Louisiana has wide open races for governor and lieutenant governor.
Nine candidates registered to run for governor by the close of the three-day qualifying period. But the competition is among four well-financed contenders: Public Service Commissioner Scott Angelle, Lt. Gov. Jay Dardenne and U.S. Sen. David Vitter, all Republicans; and state Rep. John Bel Edwards, a Democrat.
Until the final minutes, questions lingered about whether John Georges, owner of The Advocate newspapers and an unsuccessful candidate for governor in 2007, would jump into this year's race. A representative for Georges sat in his sport utility vehicle in the Secretary of State's Office parking lot for a half hour, fueling the speculation, before driving away without ever going inside the building.
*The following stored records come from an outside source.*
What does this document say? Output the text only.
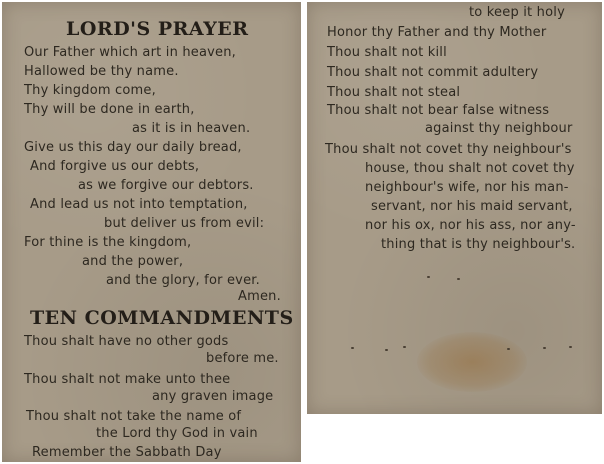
LORD'S PRAYER
Our Father which art in heaven,
Hallowed be thy name.
Thy kingdom come,
Thy will be done in earth,
as it is in heaven.
Give us this day our daily bread,
And forgive us our debts,
as we forgive our debtors.
And lead us not into temptation,
but deliver us from evil:
For thine is the kingdom,
and the power,
and the glory, for ever.
Amen.
TEN COMMANDMENTS
Thou shalt have no other gods
before me.
Thou shalt not make unto thee
any graven image
Thou shalt not take the name of
the Lord thy God in vain
Remember the Sabbath Day
to keep it holy
Honor thy Father and thy Mother
Thou shalt not kill
Thou shalt not commit adultery
Thou shalt not steal
Thou shalt not bear false witness
against thy neighbour
Thou shalt not covet thy neighbour's
house, thou shalt not covet thy
neighbour's wife, nor his man-
servant, nor his maid servant,
nor his ox, nor his ass, nor any-
thing that is thy neighbour's.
Republican Bobby Jindal is term-limited as governor, creating the first vacancy for the position in eight years.
Across the state, nearly 2,100 candidates registered for the 1,150 elections for state and local offices, according to data from the secretary of state. Candidates for local races signed up with their parish clerks of court.
Schedler described it as "one of the quietest qualifyings we've had." He said he was stunned that 494 candidates around Louisiana were elected automatically when no one registered to run against them.
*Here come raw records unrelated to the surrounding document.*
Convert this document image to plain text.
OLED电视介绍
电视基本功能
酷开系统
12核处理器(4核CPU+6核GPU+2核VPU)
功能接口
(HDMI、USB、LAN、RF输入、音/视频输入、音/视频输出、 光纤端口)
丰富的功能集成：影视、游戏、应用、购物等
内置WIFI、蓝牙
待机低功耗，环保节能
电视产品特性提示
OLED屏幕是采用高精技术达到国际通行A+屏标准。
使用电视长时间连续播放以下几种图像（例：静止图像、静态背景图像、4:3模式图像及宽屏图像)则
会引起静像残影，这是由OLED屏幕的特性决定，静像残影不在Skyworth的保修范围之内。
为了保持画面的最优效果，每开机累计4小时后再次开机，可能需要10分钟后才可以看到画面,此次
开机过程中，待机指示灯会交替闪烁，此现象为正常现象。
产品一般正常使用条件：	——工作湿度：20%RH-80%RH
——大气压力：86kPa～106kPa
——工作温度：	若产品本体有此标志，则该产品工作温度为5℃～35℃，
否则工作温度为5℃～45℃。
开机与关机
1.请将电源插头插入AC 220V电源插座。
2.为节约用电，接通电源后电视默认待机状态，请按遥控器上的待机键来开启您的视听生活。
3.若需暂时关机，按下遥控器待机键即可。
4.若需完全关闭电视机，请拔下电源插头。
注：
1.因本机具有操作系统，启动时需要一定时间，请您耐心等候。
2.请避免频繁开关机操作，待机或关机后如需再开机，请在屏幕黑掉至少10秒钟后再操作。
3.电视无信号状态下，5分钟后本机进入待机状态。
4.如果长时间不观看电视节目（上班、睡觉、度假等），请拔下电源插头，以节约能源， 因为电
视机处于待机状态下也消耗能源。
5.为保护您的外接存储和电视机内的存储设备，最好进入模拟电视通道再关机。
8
"That's kind of an astounding figure of 43 percent going in unopposed. It just seems high," Schedler said. "We're getting more and more concerned about voter apathy and voter turnout, and that fuels that argument to some degree."
With Dardenne seeking to move into the governor's mansion, that also creates a heated competition for the state's No. 2 job. Four contenders have signed up for that race: Baton Rouge Mayor Kip Holden, a Democrat; and state Sen. Elbert Guillory of Opelousas, former Plaquemines Parish President Billy Nungesser, and Jefferson Parish President John Young, all Republicans.
Louisiana's five other GOP statewide incumbents are running for re-election: Schedler, Attorney General Buddy Caldwell, Agriculture Commissioner Mike Strain, Insurance Commissioner Jim Donelon and Treasurer John Kennedy.
Each has attracted challengers, though few are well-funded competitors.
As he signed up for the insurance commissioner's race Thursday, Donald Hodge Jr. said he was self-financing his second try for the job. A Democrat, Hodge said he would concentrate on online advertising as he criticizes Donelon for Louisiana's high insurance rates and for taking campaign contributions from the insurance industry.
"I think online is the medium of the future," Hodge said.
In the attorney general's race, Caldwell has drawn strong opposition from GOP former Congressman Jeff Landry, who has received the endorsement of the state Republican Party.
Also in that race are Port Allen lawyer Marty Maley, a Republican, and Democrats Geri Broussard Baloney of Garyville and Ike Jackson of Plaquemine.
One of the biggest surprises during the three-day sign-up period came Wednesday when the president of Louisiana's top school board announced he wasn't running for a third term. Chas Roemer said he wasn't seeking to return to the Board of Elementary and Secondary Education so he could devote more time to his children and his investment management business.